Hal meringankan, terdakwa belum pernah dihukum, mengaku bersalah, serta menyesali perbuatannya.
Peristiwa penipuan ini bermula saat saksi korban Elizabeth Lisa Ernalis datang ke rumah terdakwa di Klungkung, 24 Juni 2018.
Korban datang untuk membesuk istri terdakwa yang melahirkan. Saat berada di rumah terdakwa, istri terdakwa menawarkan ke korban untuk melanjutkan pendidikan prodi spesialis kedokteran kulit di Fakultas Kedokteran Universitas Udayana.
Pada 24 Juli 2018, terdakwa menelepon korban untuk datang ke Bali bersama dengan orang tua korban.

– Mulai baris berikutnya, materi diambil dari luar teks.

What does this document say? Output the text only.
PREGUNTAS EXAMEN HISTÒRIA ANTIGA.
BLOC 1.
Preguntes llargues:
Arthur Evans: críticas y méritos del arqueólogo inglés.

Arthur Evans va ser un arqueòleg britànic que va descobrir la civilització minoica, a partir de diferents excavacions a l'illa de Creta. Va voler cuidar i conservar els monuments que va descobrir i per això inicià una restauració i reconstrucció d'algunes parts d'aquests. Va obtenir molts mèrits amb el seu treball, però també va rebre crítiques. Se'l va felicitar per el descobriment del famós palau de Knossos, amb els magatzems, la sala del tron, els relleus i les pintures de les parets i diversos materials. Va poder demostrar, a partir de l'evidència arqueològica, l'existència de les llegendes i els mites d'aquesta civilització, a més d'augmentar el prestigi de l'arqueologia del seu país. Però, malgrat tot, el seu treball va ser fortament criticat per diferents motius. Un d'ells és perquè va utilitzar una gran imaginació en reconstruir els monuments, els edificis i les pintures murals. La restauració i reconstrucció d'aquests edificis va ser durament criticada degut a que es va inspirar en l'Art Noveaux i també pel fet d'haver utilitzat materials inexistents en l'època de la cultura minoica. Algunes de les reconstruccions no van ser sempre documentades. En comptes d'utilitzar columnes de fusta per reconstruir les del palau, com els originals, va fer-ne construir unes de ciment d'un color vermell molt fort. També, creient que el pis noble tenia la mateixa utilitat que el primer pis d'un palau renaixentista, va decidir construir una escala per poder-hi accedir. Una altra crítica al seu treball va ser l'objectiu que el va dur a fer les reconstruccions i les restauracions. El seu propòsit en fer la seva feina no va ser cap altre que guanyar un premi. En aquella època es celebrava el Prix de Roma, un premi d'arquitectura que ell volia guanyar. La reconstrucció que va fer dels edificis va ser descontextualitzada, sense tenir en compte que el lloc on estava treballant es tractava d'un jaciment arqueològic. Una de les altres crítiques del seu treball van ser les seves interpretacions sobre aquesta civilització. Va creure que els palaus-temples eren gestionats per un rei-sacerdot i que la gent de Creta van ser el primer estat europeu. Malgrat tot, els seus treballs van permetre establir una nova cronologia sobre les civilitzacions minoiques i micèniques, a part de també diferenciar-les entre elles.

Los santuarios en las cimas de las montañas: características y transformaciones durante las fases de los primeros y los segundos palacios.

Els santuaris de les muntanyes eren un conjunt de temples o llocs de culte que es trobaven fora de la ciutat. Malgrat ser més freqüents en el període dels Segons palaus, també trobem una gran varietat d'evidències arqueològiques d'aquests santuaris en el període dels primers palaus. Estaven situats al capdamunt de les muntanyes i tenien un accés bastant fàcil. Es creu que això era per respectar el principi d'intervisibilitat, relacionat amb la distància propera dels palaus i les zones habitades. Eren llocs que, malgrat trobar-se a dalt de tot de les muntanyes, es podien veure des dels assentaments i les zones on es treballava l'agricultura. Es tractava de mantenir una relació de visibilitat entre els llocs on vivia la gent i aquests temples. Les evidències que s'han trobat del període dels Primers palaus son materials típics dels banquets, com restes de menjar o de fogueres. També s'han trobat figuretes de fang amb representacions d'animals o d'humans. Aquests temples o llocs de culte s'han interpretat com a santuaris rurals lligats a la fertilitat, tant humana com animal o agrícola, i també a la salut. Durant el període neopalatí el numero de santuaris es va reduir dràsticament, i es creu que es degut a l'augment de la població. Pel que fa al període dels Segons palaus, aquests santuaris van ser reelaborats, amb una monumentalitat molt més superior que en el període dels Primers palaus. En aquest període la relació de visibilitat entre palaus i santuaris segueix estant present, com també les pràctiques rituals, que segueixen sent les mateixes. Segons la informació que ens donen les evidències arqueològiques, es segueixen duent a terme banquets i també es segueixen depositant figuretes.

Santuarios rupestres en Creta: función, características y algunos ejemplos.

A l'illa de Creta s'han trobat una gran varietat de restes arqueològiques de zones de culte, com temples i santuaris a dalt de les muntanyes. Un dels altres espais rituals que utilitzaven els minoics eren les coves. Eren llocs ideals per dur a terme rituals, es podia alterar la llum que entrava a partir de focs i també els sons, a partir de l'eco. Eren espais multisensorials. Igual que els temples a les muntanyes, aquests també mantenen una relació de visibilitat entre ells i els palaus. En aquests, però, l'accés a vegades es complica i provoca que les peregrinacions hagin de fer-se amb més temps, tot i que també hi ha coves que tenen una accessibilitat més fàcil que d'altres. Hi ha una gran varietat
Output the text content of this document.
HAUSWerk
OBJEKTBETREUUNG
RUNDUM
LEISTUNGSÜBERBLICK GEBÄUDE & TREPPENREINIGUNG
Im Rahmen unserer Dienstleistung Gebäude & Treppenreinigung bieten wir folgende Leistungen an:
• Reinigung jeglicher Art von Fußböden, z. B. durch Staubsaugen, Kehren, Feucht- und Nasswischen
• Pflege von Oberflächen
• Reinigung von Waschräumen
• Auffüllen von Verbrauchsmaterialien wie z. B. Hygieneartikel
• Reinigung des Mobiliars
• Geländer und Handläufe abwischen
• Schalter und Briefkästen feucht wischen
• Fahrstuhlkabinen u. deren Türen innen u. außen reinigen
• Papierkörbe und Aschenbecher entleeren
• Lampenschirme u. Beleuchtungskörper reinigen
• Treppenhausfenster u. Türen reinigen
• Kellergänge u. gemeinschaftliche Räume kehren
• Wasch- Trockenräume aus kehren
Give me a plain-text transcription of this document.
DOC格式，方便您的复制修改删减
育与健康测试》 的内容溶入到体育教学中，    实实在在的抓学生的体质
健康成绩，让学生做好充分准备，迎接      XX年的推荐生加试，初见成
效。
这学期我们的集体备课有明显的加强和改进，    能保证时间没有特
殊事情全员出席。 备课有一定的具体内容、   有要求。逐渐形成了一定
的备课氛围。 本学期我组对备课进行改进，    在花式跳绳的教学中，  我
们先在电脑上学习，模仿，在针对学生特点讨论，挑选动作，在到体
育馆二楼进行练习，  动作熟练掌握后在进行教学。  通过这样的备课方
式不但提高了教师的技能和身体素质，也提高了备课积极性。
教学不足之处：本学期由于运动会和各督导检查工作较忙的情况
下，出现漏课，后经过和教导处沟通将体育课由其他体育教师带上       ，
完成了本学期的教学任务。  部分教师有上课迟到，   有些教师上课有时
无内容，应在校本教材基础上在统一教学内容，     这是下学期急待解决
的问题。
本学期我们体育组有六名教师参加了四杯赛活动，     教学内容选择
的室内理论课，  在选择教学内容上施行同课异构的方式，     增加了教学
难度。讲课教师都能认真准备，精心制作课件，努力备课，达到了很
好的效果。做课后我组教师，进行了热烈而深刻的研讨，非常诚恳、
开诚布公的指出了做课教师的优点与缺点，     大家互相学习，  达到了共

Keesokan harinya korban bersama ibunya datang ke rumah terdakwa di Klungkung. Terdakwa meminta uang sebesar Rp 2 miliar. Namun, saat itu korban menawar dan sanggup menyediakan biaya Rp1,5 miliar.
Setelah sepakat, korban secara bertahap memberikan uang hingga Rp 1,5 miliar. Pada 28 Oktober sampai dengan 30 Oktober 2018, korban mengikuti seleksi penerimaan mahasiswa baru spesialis kedokteran kulit di Unud.
Namun, pada saat pengumuman tanggal 9 November 2018, nama korban tidak muncul sebagai mahasiswa yang diterima.
Korban pun merasa ditipu oleh terdakwa. Singkat cerita, karena tidak ada iktikad baik dari terdakwa, korban akhirnya melapor ke polisi.